Wirklich sehr nett von einem Major Kirkby, einer Carlow zu sagen, daß ihr
Benehmen unpassend ist!»
    «Aber, Liebste, das hat er bestimmt
nicht gesagt!» sagte Fanny mild vorwurfsvoll.
    «Aber er hat es zu verstehen
gegeben! Glaubt er vielleicht, mein Ruf stehe auf so unsicheren Beinen, daß er
ruiniert ist, sobald man mich ein Sportfahrzeug kutschieren sieht?»

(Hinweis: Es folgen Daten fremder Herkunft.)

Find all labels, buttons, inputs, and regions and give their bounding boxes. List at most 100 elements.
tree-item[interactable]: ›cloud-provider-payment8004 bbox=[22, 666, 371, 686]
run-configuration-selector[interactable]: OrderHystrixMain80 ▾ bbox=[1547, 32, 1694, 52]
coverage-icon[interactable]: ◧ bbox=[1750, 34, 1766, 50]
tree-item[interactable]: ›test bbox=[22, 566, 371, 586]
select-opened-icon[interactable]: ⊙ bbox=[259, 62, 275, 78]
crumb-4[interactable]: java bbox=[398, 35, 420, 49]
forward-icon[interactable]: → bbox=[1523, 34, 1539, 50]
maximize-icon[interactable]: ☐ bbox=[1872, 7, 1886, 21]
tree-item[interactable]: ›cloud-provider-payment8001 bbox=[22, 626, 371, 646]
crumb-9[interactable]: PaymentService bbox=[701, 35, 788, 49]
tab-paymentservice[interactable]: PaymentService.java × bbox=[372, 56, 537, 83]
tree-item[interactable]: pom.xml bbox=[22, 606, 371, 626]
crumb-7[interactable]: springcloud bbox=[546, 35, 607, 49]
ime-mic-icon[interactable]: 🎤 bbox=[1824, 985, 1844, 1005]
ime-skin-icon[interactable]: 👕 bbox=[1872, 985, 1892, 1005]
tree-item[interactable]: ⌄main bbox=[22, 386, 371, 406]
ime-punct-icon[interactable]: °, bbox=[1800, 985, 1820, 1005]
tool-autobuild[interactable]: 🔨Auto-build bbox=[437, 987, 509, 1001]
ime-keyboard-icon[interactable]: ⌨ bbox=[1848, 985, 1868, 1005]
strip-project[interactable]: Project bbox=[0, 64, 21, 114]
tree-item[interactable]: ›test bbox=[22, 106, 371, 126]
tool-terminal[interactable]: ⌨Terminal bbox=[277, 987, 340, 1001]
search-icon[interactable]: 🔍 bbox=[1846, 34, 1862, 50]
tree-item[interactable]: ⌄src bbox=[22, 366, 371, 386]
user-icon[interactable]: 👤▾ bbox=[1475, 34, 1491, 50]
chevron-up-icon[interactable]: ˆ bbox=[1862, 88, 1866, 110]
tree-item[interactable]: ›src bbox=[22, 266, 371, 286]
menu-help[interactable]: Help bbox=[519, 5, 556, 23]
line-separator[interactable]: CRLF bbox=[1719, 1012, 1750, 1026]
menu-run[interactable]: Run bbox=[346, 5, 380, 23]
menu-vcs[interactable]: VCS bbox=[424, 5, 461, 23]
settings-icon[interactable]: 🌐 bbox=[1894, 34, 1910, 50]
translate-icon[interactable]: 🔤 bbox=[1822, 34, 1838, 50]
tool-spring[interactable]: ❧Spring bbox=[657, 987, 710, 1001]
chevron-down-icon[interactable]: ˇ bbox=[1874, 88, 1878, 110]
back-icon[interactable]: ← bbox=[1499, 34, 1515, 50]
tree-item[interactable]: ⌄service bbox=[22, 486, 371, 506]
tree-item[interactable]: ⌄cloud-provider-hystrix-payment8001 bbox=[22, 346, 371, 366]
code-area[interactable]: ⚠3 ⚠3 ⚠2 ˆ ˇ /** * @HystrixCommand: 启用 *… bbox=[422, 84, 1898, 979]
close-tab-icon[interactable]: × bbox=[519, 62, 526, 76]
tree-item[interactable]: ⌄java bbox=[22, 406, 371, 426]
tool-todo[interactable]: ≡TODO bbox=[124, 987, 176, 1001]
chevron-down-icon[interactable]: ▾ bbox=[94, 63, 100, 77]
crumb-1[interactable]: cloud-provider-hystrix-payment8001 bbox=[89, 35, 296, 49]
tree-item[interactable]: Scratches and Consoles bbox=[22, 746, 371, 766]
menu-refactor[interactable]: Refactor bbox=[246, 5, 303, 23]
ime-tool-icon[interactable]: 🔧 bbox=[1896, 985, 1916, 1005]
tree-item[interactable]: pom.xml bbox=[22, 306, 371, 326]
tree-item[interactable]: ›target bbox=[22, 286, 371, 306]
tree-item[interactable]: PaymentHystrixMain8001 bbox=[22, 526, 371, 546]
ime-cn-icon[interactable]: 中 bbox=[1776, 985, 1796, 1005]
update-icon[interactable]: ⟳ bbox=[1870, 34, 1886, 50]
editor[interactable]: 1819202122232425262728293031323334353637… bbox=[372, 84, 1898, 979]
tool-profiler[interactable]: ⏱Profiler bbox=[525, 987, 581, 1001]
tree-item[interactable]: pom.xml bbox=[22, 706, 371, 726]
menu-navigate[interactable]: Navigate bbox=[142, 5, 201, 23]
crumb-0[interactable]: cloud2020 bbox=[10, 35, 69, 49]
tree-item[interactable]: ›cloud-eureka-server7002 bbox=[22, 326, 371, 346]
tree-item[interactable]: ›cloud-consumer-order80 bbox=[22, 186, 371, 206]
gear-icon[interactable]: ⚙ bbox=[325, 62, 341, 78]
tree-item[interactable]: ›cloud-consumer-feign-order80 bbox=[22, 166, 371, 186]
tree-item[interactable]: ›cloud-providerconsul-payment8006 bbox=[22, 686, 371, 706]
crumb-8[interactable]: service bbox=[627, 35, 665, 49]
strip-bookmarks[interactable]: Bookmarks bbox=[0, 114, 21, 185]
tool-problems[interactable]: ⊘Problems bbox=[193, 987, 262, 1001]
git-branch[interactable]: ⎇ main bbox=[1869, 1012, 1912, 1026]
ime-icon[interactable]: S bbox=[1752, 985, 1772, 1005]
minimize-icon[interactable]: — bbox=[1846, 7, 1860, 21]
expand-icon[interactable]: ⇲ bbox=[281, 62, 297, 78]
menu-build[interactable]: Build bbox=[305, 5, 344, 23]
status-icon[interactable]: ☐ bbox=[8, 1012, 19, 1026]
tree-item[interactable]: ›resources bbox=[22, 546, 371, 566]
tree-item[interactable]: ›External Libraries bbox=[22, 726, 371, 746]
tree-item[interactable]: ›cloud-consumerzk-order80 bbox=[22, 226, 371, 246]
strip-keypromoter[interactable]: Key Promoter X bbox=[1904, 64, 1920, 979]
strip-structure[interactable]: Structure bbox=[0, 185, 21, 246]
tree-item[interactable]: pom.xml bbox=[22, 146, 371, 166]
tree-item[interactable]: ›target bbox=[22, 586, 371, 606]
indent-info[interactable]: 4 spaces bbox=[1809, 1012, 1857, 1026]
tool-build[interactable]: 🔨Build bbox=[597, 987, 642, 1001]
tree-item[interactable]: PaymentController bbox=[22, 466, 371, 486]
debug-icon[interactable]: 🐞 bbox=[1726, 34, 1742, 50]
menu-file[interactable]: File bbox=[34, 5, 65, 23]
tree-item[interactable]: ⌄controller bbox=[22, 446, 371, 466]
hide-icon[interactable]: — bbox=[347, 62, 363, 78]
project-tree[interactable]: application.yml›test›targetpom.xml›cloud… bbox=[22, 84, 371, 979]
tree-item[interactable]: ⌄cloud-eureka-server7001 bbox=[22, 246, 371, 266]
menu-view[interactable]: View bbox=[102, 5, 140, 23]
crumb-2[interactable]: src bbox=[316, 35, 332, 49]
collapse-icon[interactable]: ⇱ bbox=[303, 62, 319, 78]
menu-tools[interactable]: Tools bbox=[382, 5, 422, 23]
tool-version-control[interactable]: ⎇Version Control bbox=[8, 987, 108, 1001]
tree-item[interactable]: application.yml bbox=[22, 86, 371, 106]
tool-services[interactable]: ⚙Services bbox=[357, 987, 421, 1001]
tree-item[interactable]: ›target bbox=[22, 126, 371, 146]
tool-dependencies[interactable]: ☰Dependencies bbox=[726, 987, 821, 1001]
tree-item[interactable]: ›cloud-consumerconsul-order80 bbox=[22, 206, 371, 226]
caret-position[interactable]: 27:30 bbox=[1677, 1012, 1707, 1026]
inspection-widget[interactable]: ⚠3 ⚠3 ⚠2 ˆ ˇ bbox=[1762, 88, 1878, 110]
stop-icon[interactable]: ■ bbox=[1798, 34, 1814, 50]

    «Du weißt sehr gut, daß er das nicht
glaubt. Sei mir nicht bös, Serena, aber es ist nicht nur eine Bande von
leichtsinnigen Frauenzimmern von Bath, die es für gewagt hält!» Sie fügte
hastig hinzu, als sich die sprühenden Augen auf sie richteten: «Ja, ja,
natürlich ist das alles Unsinn! Du brauchst dich ja auch nicht darum zu
kümmern, aber ich bin überzeugt, jedem Mann wäre es unerträglich, wenn man
seine Frau für gewagt hielte!»
    «Was Papa ertrug, braucht Hector nicht
zu empören!»
    «Das tut es ja auch bestimmt nicht.
Jetzt aber, bitte, bitte, Serena, beruhige dich! Hat denn nicht das, was dein
Papa ertrug, sehr oft seine eigene Schwester empört?» Sie sah, wie
unwillkürlich ein Lächeln in die zornigen Augen sprang, die Lippen reumütig
zitterten, und fuhr ermutigt fort: «Was er erlaubte, muß richtig gewesen sein
– ja, wie könnte ich anderer Meinung sein? –, aber du weißt ja, er war nicht
ganz so wie andere Menschen!»
    «Nein! Der exzentrische Lord
Spenborough, wie?»
    «Glaubst du, daß es ihn ärgerte,
wenn man ihn so nannte?» fragte Fanny, ängstlich, daß sie vielleicht etwas
Beleidigendes gesagt hatte.
    «Im Gegenteil! Er hatte es gern! Wie
ich! Von mir aus kann sagen, wer will, daß ich so exzentrisch wie mein Vater
sei! Ich schaue nicht auf Titel, ebensowenig wie er – aber für langweilige,
abgeschmackte Provinzler ist jeder exzentrisch, der alle ihre faden
Schibboleths nicht beachtet! Ich tue, was ich tu, weil ich es tun will, und
nicht, um damit vielleicht interessant zu wirken, glaub mir, meine liebe
Fanny!»
    «Das weiß ich – oh, ich weiß das!»
    «Möglich; aber Hector scheint das
nicht zu wissen!» flammte Serena wieder auf. «Sein Blick – der Ton, in dem er
sprach – seine letzten Worte! Unerträglich! Auf mein Wort, ich habe doch
eigenartiges Pech mit meinen Verehrern! Zuerst Rotherham ...»
    «Serena!» rief Fanny zornrot. «Wie
kannst du von Rotherham und Major Kirkby in einem Atem sprechen?»
    «Nun, Rotherham hielt mir wenigstens
nie Predigten über die Schicklichkeit!» sagte Serena zänkisch. «Auch er
kümmert sich nicht einen Deut um den Schein.»
    «Das gereicht ihm nicht zur Ehre!
Ich weiß, du meinst nicht, was du sagst, wenn du in Wut gerätst, aber diese
beiden miteinander zu vergleichen, ist empörend – nun, vielleicht nicht?